I would stick with your first approach. In the second you will have a lot of data stored in the row, as time goes by it gets more ranks! That is, if a photo gets thousands and thousands of rankings.
The first approach is also more maintainable, that is, if you wish to delete a rank.
I'd think the database 'hit' of over normalistion (querying the ranks table over and over) is nicely avoided by 'caching' the last rank in current_rank. It does not really matter ranks is growing tremendously if it is seldom queried (analyis / reporting you said), never updated but just gets records inserted at the end: even a very light box would have no problem having millions of rows in that table.
You alternative would require lots of updates on different locations on the disk, possibly resulting in degraded performance.
Of course, if you need all the old data, and always by photo_id, you could plan a scheduled run to another table rankings_old, possibly with photo_id, year,month, rankings (including timestamps) when a month is over, so retrieving old data stays easily possible, but there are no updates needed in rankings_old or rankings, only inserts at the end of the table.
And take it from me: millions of records in a pure logging table should be absolutely no problem.
Normalized data or not normalized data. You will find thousands of articles about that. :)
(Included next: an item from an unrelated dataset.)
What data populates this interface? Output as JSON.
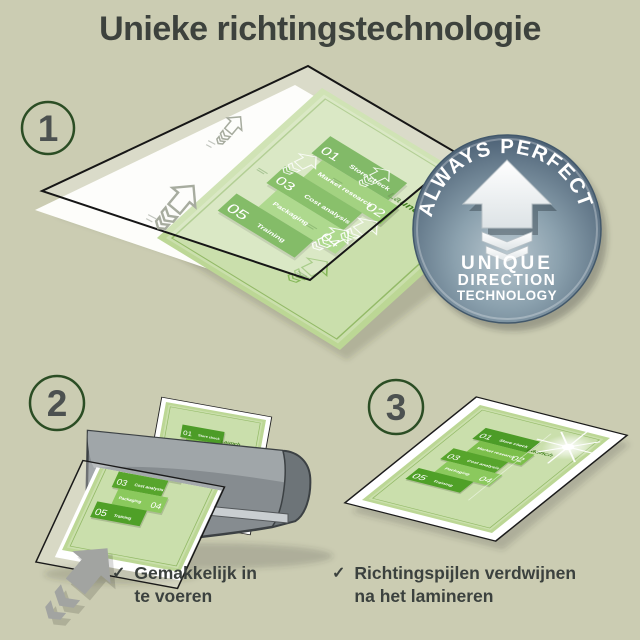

It really depends of your needs.
If you want to build your database only with performance (speed or RAM consumption or...) in mind you should only trust the numbers. To do that you have to profile your queries with the expected data "volume" (You can generate the data with some script you write). To profile your queries, learn how to read the results of the 2 following queries:
EXPLAIN extended...
SHOW STATUS
Then learn what to do to improve the figures (mysql settings, data structure, hardware, etc).
As a starter, I really advise these 2 great articles:
http://www.xaprb.com/blog/2006/10/12/how-to-profile-a-query-in-mysql/
http://ajohnstone.com/archives/mysql-php-performance-optimization-tips/
If you want to build for the academic beauty of the normalization: just follow the books and the general recommandations. :)
Out of the two options - like everyone before me said - it has to be option 1.
What you should really be concerned about are the bottlenecks in the application itself. Are users going to refer to the historical data often, or does it only show up for a few select users? If the answer is that everyone gets to see historical data of the ranks, then option 1 is good enough. If you are not going to refer to the historical ranks that often, then you could create a third "archive" table, and before updating the ranks, you can copy the rows of the original rank table to the archive table. This ensures that the number of rows stays minimal on the main table that is being called.
Remember, if you're updating the rows, and there's 10s of thousands, it might be more fruitful to get the results in your code (PHP/Python/etc), truncate the table and insert the results in rather than updating it row by row, as that would be a potential bottleneck.
You may want to look up sharding as well (horizontal partitioning) - http://en.wikipedia.org/wiki/Shard_%28database_architecture%29
And never forget to index well.
Hope that helped.
You stated the rank is only linked to the image, in which case all you need is table 1 and keep updating the rank in real time. Table 2 just stores unnecessary data. The disadvantage of this approach is that user cant change his vote.
You said the second table is for analysing /statistics, so it actually isn't something that needs to be stored in db. My suggestion is to get rid of the second table and use a logging facility to record rank changes.
Your second design is very dangerous in case you have 1 million votes for a photo. Can PHP handle that?
With the first design you can do all math on the database level which will be returning you a small result set.